The Town of Virden is gaining ground in its search for a new water source to service the community. At a public hearing in conjunction with last week’s regular Council Meeting, details of a Local Improvement Plan for the construction of a well and pipeline were outlined.
“The bottom line is that we have to find a new source of water,” said Mayor Murray Wright. “We’ve tried numerous things to try to get the arsenic out of the water we now have. We’ve met the criteria the Manitoba Government has put down at different times, but after a couple of months the arsenic levels take off again. We can’t hook up to the R.M. (of Wallace-Woodworth) as they are “maxed” right now, and their pressure will not suffice for our fire department. They just don’t have the volume that will suit the Town of Virden.”
Arsenic levels in the present water fluctuate and exceed provincial standards, which has prompted the Town to be placed under a Water Quality Advisory by Manitoba Health. Meanwhile, significant ammonia levels mean that the discharge from the water treatment plant must be sent to the wastewater treatment plant, rather than be placed into Scallion Creek. This procedure, undertaken to meet federal regulations, is now creating maintenance issues with the plant’s UV disinfection system.

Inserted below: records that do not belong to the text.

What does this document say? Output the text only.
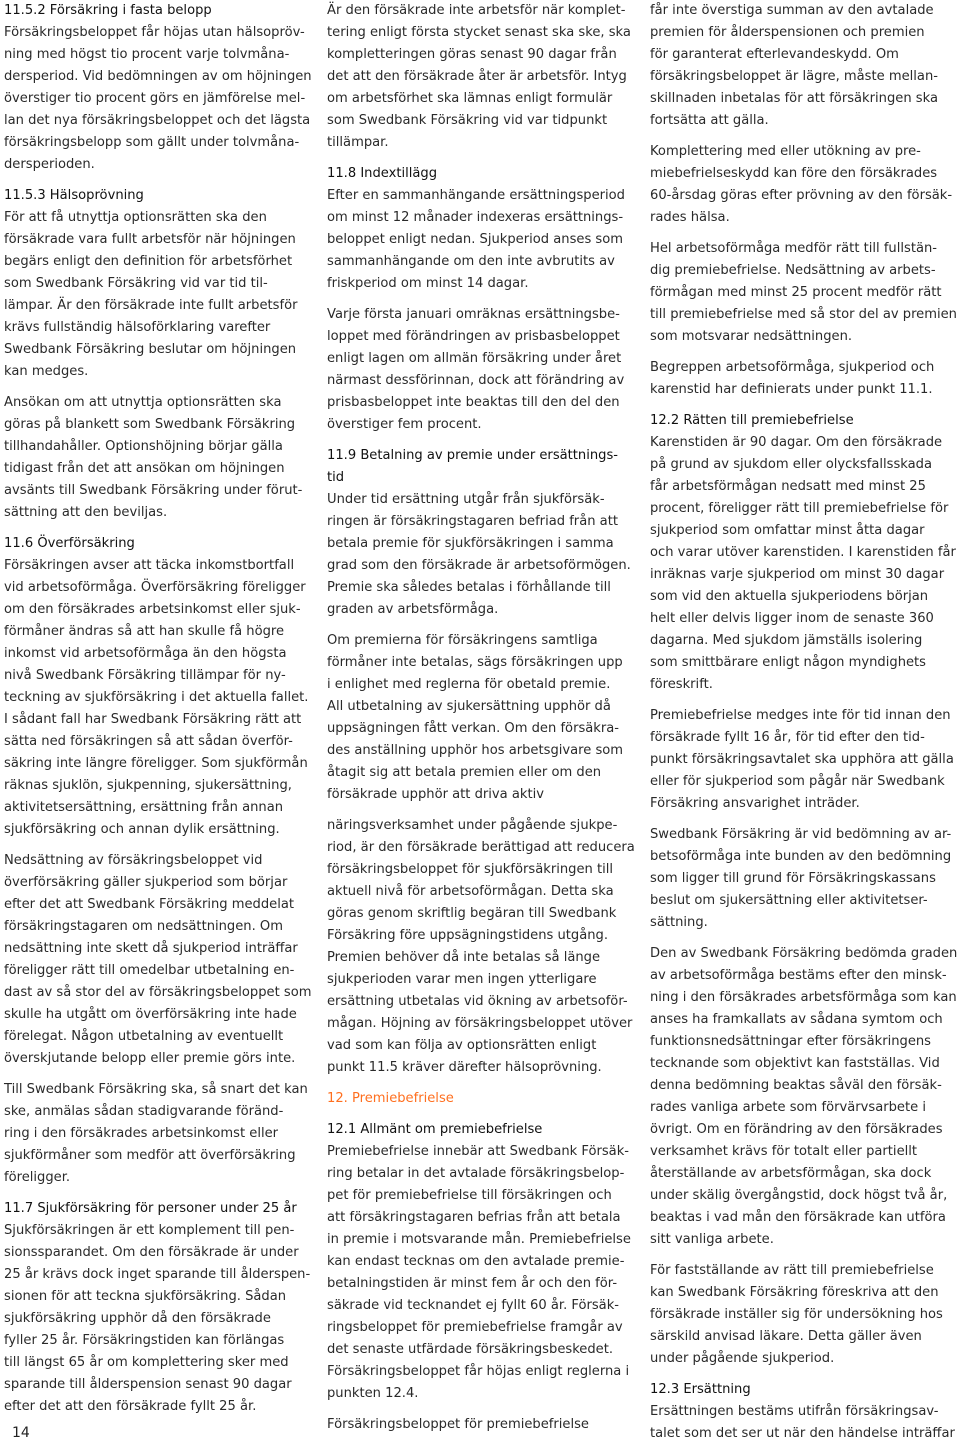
11.5.2 Försäkring i fasta belopp
Försäkringsbeloppet får höjas utan hälsopröv-
ning med högst tio procent varje tolvmåna-
dersperiod. Vid bedömningen av om höjningen
överstiger tio procent görs en jämförelse mel-
lan det nya försäkringsbeloppet och det lägsta
försäkringsbelopp som gällt under tolvmåna-
dersperioden.
11.5.3 Hälsoprövning
För att få utnyttja optionsrätten ska den
försäkrade vara fullt arbetsför när höjningen
begärs enligt den definition för arbetsförhet
som Swedbank Försäkring vid var tid til-
lämpar. Är den försäkrade inte fullt arbetsför
krävs fullständig hälsoförklaring varefter
Swedbank Försäkring beslutar om höjningen
kan medges.
Ansökan om att utnyttja optionsrätten ska
göras på blankett som Swedbank Försäkring
tillhandahåller. Optionshöjning börjar gälla
tidigast från det att ansökan om höjningen
avsänts till Swedbank Försäkring under förut-
sättning att den beviljas.
11.6 Överförsäkring
Försäkringen avser att täcka inkomstbortfall
vid arbetsoförmåga. Överförsäkring föreligger
om den försäkrades arbetsinkomst eller sjuk-
förmåner ändras så att han skulle få högre
inkomst vid arbetsoförmåga än den högsta
nivå Swedbank Försäkring tillämpar för ny-
teckning av sjukförsäkring i det aktuella fallet.
I sådant fall har Swedbank Försäkring rätt att
sätta ned försäkringen så att sådan överför-
säkring inte längre föreligger. Som sjukförmån
räknas sjuklön, sjukpenning, sjukersättning,
aktivitetsersättning, ersättning från annan
sjukförsäkring och annan dylik ersättning.
Nedsättning av försäkringsbeloppet vid
överförsäkring gäller sjukperiod som börjar
efter det att Swedbank Försäkring meddelat
försäkringstagaren om nedsättningen. Om
nedsättning inte skett då sjukperiod inträffar
föreligger rätt till omedelbar utbetalning en-
dast av så stor del av försäkringsbeloppet som
skulle ha utgått om överförsäkring inte hade
förelegat. Någon utbetalning av eventuellt
överskjutande belopp eller premie görs inte.
Till Swedbank Försäkring ska, så snart det kan
ske, anmälas sådan stadigvarande föränd-
ring i den försäkrades arbetsinkomst eller
sjukförmåner som medför att överförsäkring
föreligger.
11.7 Sjukförsäkring för personer under 25 år
Sjukförsäkringen är ett komplement till pen-
sionssparandet. Om den försäkrade är under
25 år krävs dock inget sparande till ålderspen-
sionen för att teckna sjukförsäkring. Sådan
sjukförsäkring upphör då den försäkrade
fyller 25 år. Försäkringstiden kan förlängas
till längst 65 år om komplettering sker med
sparande till ålderspension senast 90 dagar
efter det att den försäkrade fyllt 25 år.
Är den försäkrade inte arbetsför när komplet-
tering enligt första stycket senast ska ske, ska
kompletteringen göras senast 90 dagar från
det att den försäkrade åter är arbetsför. Intyg
om arbetsförhet ska lämnas enligt formulär
som Swedbank Försäkring vid var tidpunkt
tillämpar.
11.8 Indextillägg
Efter en sammanhängande ersättningsperiod
om minst 12 månader indexeras ersättnings-
beloppet enligt nedan. Sjukperiod anses som
sammanhängande om den inte avbrutits av
friskperiod om minst 14 dagar.
Varje första januari omräknas ersättningsbe-
loppet med förändringen av prisbasbeloppet
enligt lagen om allmän försäkring under året
närmast dessförinnan, dock att förändring av
prisbasbeloppet inte beaktas till den del den
överstiger fem procent.
11.9 Betalning av premie under ersättnings-
tid
Under tid ersättning utgår från sjukförsäk-
ringen är försäkringstagaren befriad från att
betala premie för sjukförsäkringen i samma
grad som den försäkrade är arbetsoförmögen.
Premie ska således betalas i förhållande till
graden av arbetsförmåga.
Om premierna för försäkringens samtliga
förmåner inte betalas, sägs försäkringen upp
i enlighet med reglerna för obetald premie.
All utbetalning av sjukersättning upphör då
uppsägningen fått verkan. Om den försäkra-
des anställning upphör hos arbetsgivare som
åtagit sig att betala premien eller om den
försäkrade upphör att driva aktiv
näringsverksamhet under pågående sjukpe-
riod, är den försäkrade berättigad att reducera
försäkringsbeloppet för sjukförsäkringen till
aktuell nivå för arbetsoförmågan. Detta ska
göras genom skriftlig begäran till Swedbank
Försäkring före uppsägningstidens utgång.
Premien behöver då inte betalas så länge
sjukperioden varar men ingen ytterligare
ersättning utbetalas vid ökning av arbetsoför-
mågan. Höjning av försäkringsbeloppet utöver
vad som kan följa av optionsrätten enligt
punkt 11.5 kräver därefter hälsoprövning.
12. Premiebefrielse
12.1 Allmänt om premiebefrielse
Premiebefrielse innebär att Swedbank Försäk-
ring betalar in det avtalade försäkringsbelop-
pet för premiebefrielse till försäkringen och
att försäkringstagaren befrias från att betala
in premie i motsvarande mån. Premiebefrielse
kan endast tecknas om den avtalade premie-
betalningstiden är minst fem år och den för-
säkrade vid tecknandet ej fyllt 60 år. Försäk-
ringsbeloppet för premiebefrielse framgår av
det senaste utfärdade försäkringsbeskedet.
Försäkringsbeloppet får höjas enligt reglerna i
punkten 12.4.
Försäkringsbeloppet för premiebefrielse
får inte överstiga summan av den avtalade
premien för ålderspensionen och premien
för garanterat efterlevandeskydd. Om
försäkringsbeloppet är lägre, måste mellan-
skillnaden inbetalas för att försäkringen ska
fortsätta att gälla.
Komplettering med eller utökning av pre-
miebefrielseskydd kan före den försäkrades
60-årsdag göras efter prövning av den försäk-
rades hälsa.
Hel arbetsoförmåga medför rätt till fullstän-
dig premiebefrielse. Nedsättning av arbets-
förmågan med minst 25 procent medför rätt
till premiebefrielse med så stor del av premien
som motsvarar nedsättningen.
Begreppen arbetsoförmåga, sjukperiod och
karenstid har definierats under punkt 11.1.
12.2 Rätten till premiebefrielse
Karenstiden är 90 dagar. Om den försäkrade
på grund av sjukdom eller olycksfallsskada
får arbetsförmågan nedsatt med minst 25
procent, föreligger rätt till premiebefrielse för
sjukperiod som omfattar minst åtta dagar
och varar utöver karenstiden. I karenstiden får
inräknas varje sjukperiod om minst 30 dagar
som vid den aktuella sjukperiodens början
helt eller delvis ligger inom de senaste 360
dagarna. Med sjukdom jämställs isolering
som smittbärare enligt någon myndighets
föreskrift.
Premiebefrielse medges inte för tid innan den
försäkrade fyllt 16 år, för tid efter den tid-
punkt försäkringsavtalet ska upphöra att gälla
eller för sjukperiod som pågår när Swedbank
Försäkring ansvarighet inträder.
Swedbank Försäkring är vid bedömning av ar-
betsoförmåga inte bunden av den bedömning
som ligger till grund för Försäkringskassans
beslut om sjukersättning eller aktivitetser-
sättning.
Den av Swedbank Försäkring bedömda graden
av arbetsoförmåga bestäms efter den minsk-
ning i den försäkrades arbetsförmåga som kan
anses ha framkallats av sådana symtom och
funktionsnedsättningar efter försäkringens
tecknande som objektivt kan fastställas. Vid
denna bedömning beaktas såväl den försäk-
rades vanliga arbete som förvärvsarbete i
övrigt. Om en förändring av den försäkrades
verksamhet krävs för totalt eller partiellt
återställande av arbetsförmågan, ska dock
under skälig övergångstid, dock högst två år,
beaktas i vad mån den försäkrade kan utföra
sitt vanliga arbete.
För fastställande av rätt till premiebefrielse
kan Swedbank Försäkring föreskriva att den
försäkrade inställer sig för undersökning hos
särskild anvisad läkare. Detta gäller även
under pågående sjukperiod.
12.3 Ersättning
Ersättningen bestäms utifrån försäkringsav-
talet som det ser ut när den händelse inträffar
14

Chief Administrative Officer Rhonda Stewart explained that early testing and exploratory efforts have proven fruitful. “We’ve started the process,” she said. “The Manitoba Water Services Board has provided cost estimates and is doing design work on it. The engineering was just awarded, and there has been a lot of groundwater investigation occurring. We have a spot in the valley next to Don Sparks’ gravel pit that is looking very promising. The quality is looking promising… it’s just the quantity that they are concerned about.”
With drilling having occurred in close proximity to his company’s property in the Assiniboine Valley, Sparks sought clarification regarding the well’s intended location. He also expressed concern over the long-term impact on his business. “The land that I have there is a gravel pit, and will be forever,” he said. “I don’t want anything to stop us from mining the rest of that land out.” Stewart stressed that there is still more legwork to come. “They are going to be drilling a full-scale well and doing more testing, hoping it’s going to yield what we require for our volume to service the Town of Virden,” she said.
WHAT ABOUT FUNDING?
The estimated cost of the project is $3 million, and the portion that local ratepayers will need to contribute is not yet finalized. A 50 per cent funding commitment has been secured from the Manitoba Water Services Board, and the Town has made application to the federal Investing In Canada program. “We’re hoping we’re successful, but unfortunately those grants have been delayed due to COVID-19. They keep telling us we should be hearing something within the next few weeks,” Stewart said. Should a debenture issue be required to raise the remaining half, there will be a mill rate increase of .65 mills. For a property owner whose house is assessed at $300,000. that means an increase of $87.43 per year in property taxes would result.
Following the hearing, Council gave first reading to a By-Law authorizing the borrowing of $1.5 million. “What we are doing with the borrowing authority is preparing, in the hope that this is going to be successful and that we can actually proceed with the tendering of the contract for construction, hopefully by late summer or early fall,” Stewart said. The proposed new pipeline will carry water from the well location to the corner of Commonwealth Drive and Provincial Road 259.
During the question and answer session, Terry Johnson asked about plans to mix water from the new well with that of the present one in order to bring the overall arsenic levels down. Stewart replied that the engineers were hopeful there would be sufficient capacity for the new well to be a sole source of water. “If there is not, they are looking at possibly blending with the existing,” she said. Johnson also wondered whether further regulatory amendments would risk putting the Town in a similar position down the road, with potentially dire consequences. “You could literally break the Town if those dynamics change,” he said. Keith Pearn asked about addressing the problematic aging infrastructure, such as water pipes. “The ideal thing would be to tear up all this 50 year old stuff and replace it, and we do that as we fix streets,” said Wright. “To do it properly…to do what you’re saying would cost millions.” Pearn cautioned against giving people a false sense of security that the long-standing problems with Virden’s water will soon end. “Don’t lead the ratepayers to believe that all the problems with the water are going to be solved,” he warned. “I think you need to be up front with them and tell them that.”Wright, for his part, was cautiously optimistic. “I can’t sit here and say this is going to solve our problems 100 per cent. I hope it does.”